I have a crazy chart, even with a cost per spray for each product. let me know if interested, I can email to you.


----------



## TonyR (Sep 15, 2017)

I use mancozeb and spray every 14 days starting right after bud break till the grapes start to change color. Then use Captan till a few weeks before harvest. Are you planning to make wine from these grapes. Have you ever had any of these wines. I think they are a very acquired taste for wine. Good luck


----------



## Stressbaby (Sep 15, 2017)

shrewsbury said:


> sovran. abound, mancozeb, immunox will be the 4 fungicides I use.
> 
> the trick (may be) spacing your sprays apart correctly and using sovran closer to harvest time. Making sure to not spray more times than recommended, which is about 4-5 times per year per product. The abound is the only real expensive one, but a gallon should last a few years.
> I have a crazy chart, even with a cost per spray for each product. let me know if interested, I can email to you.



I'll take it. I will PM you. Thanks.


----------



## cgallamo (Sep 18, 2017)

shrewsbury said:


> sovran. abound, mancozeb, immunox will be the 4 fungicides I use.
> 
> the trick (may be) spacing your sprays apart correctly and using sovran closer to harvest time. Making sure to not spray more times than recommended, which is about 4-5 times per year per product. The abound is the only real expensive one, but a gallon should last a few years.
> I have a crazy chart, even with a cost per spray for each product. let me know if interested, I can email to you.

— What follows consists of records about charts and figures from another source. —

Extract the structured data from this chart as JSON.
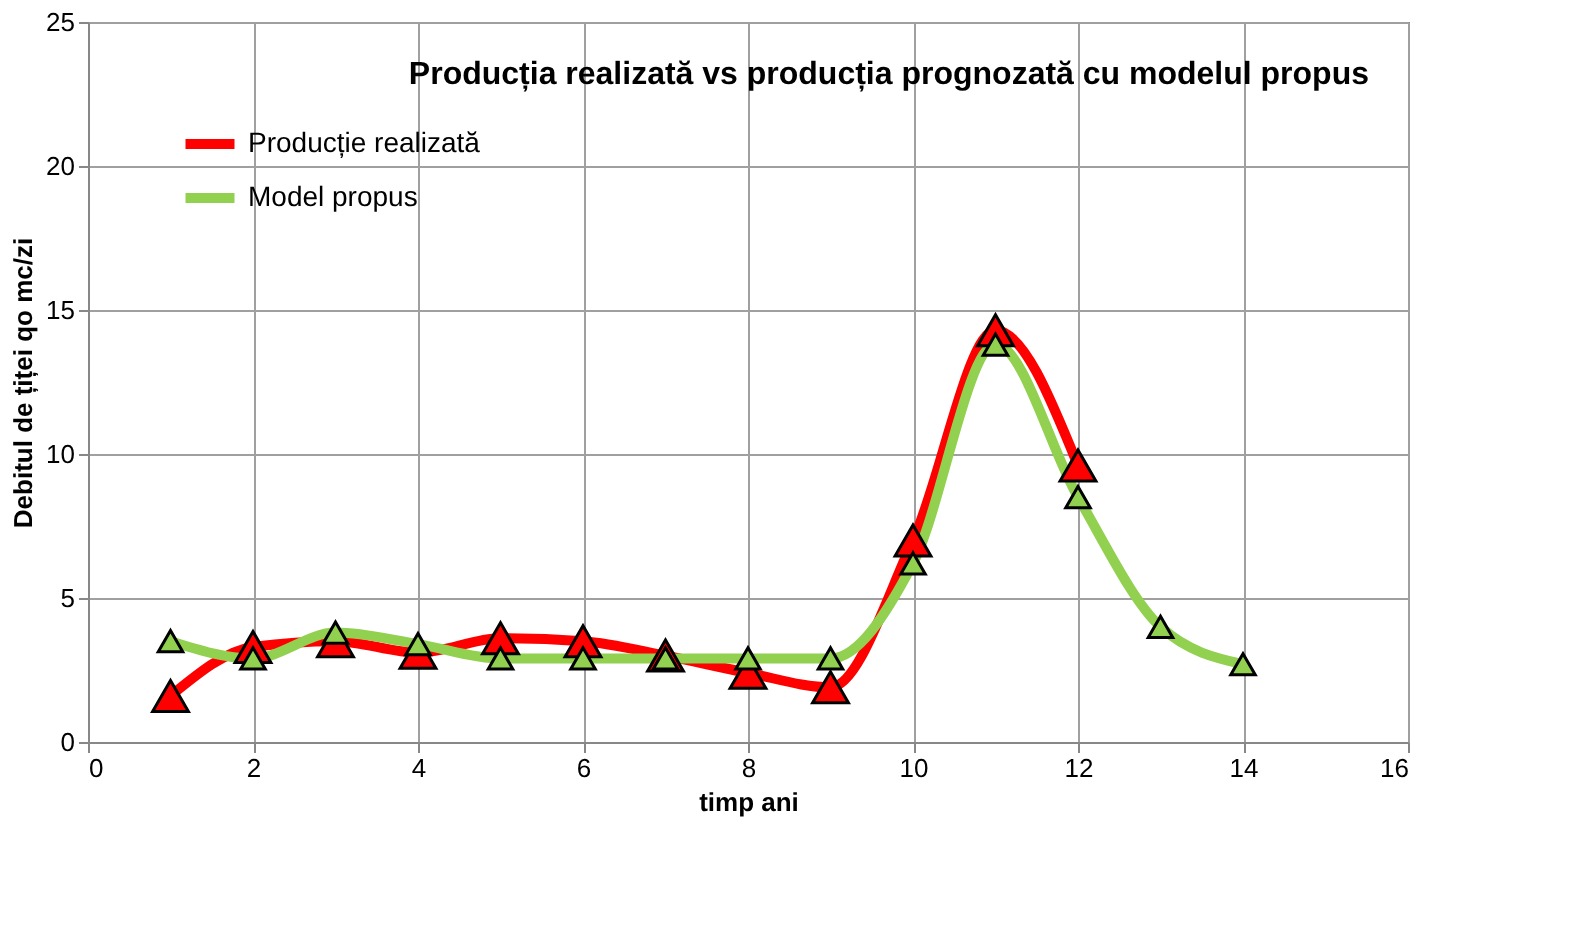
{
  "chart_data": {
    "type": "line",
    "title": "Producția realizată vs producția prognozată cu modelul propus",
    "xlabel": "timp   ani",
    "ylabel": "Debitul de țiței qo  mc/zi",
    "series": [
      {
        "name": "Producție realizată",
        "color": "#ff0000",
        "x": [
          1,
          2,
          3,
          4,
          5,
          6,
          7,
          8,
          9,
          10,
          11,
          12
        ],
        "values": [
          1.6,
          3.3,
          3.5,
          3.1,
          3.6,
          3.5,
          3.0,
          2.4,
          1.9,
          7.0,
          14.3,
          9.6
        ]
      },
      {
        "name": "Model propus",
        "color": "#92d050",
        "x": [
          1,
          2,
          3,
          4,
          5,
          6,
          7,
          8,
          9,
          10,
          11,
          12,
          13,
          14
        ],
        "values": [
          3.5,
          2.9,
          3.8,
          3.4,
          2.9,
          2.9,
          2.9,
          2.9,
          2.9,
          6.2,
          13.8,
          8.5,
          4.0,
          2.7
        ]
      }
    ],
    "xlim": [
      0,
      16
    ],
    "xticks": [
      0,
      2,
      4,
      6,
      8,
      10,
      12,
      14,
      16
    ],
    "ylim": [
      0,
      25
    ],
    "yticks": [
      0,
      5,
      10,
      15,
      20,
      25
    ],
    "grid": true,
    "legend": "top left",
    "marker": "triangle",
    "line_style": "solid"
  }
}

I'll take it too! I sent you a PM. I have a spray program as well similar to this, but it has just been ok.


----------



## jandrew156 (Sep 22, 2017)

TonyR said:


> I use mancozeb and spray every 14 days starting right after bud break till the grapes start to change color. Then use Captan till a few weeks before harvest. Are you planning to make wine from these grapes. Have you ever had any of these wines. I think they are a very acquired taste for wine. Good luck



Well, my plan was to make grapes but hearing you makes me wonder!
Are there other types that will make better wine but still do well in PA?

Thanks!


----------



## TonyR (Sep 22, 2017)

I grow Petite Pearl and they do just fine. Makes a very good wine along the lines of California grapes. The acid is very low so if you like a dry wine this is the way to go. None of those funky tastes you get from most Pa wines. I am growing my vines 60 miles north of Pittsburgh, just above I-80.


----------



## Masbustelo (Sep 22, 2017)

Tony what were the numbers on your Petite Pearl this year. I went up to Wisconsin and picked 75 pounds. It was brix 21 and pH 3.40. Five gallon buckets filled to the top only weighed 16 pounds.


----------



## shrewsbury (Sep 22, 2017)

cgallamo said:


> I'll take it too! I sent you a PM. I have a spray program as well similar to this, but it has just been ok.



I did not get a pm from you


----------



## Stressbaby (Sep 23, 2017)

@shrewsbury

Great stuff, thanks very much. I'm going to compare this with what I have already. I can already say I will probably substitute Captan immediately preharvest because 1) I already have some and 2) the PHI is zero versus Sovran which has PHI 14 days. Also, I think I'll have to combine something with the mancozeb early on for better PM control.


----------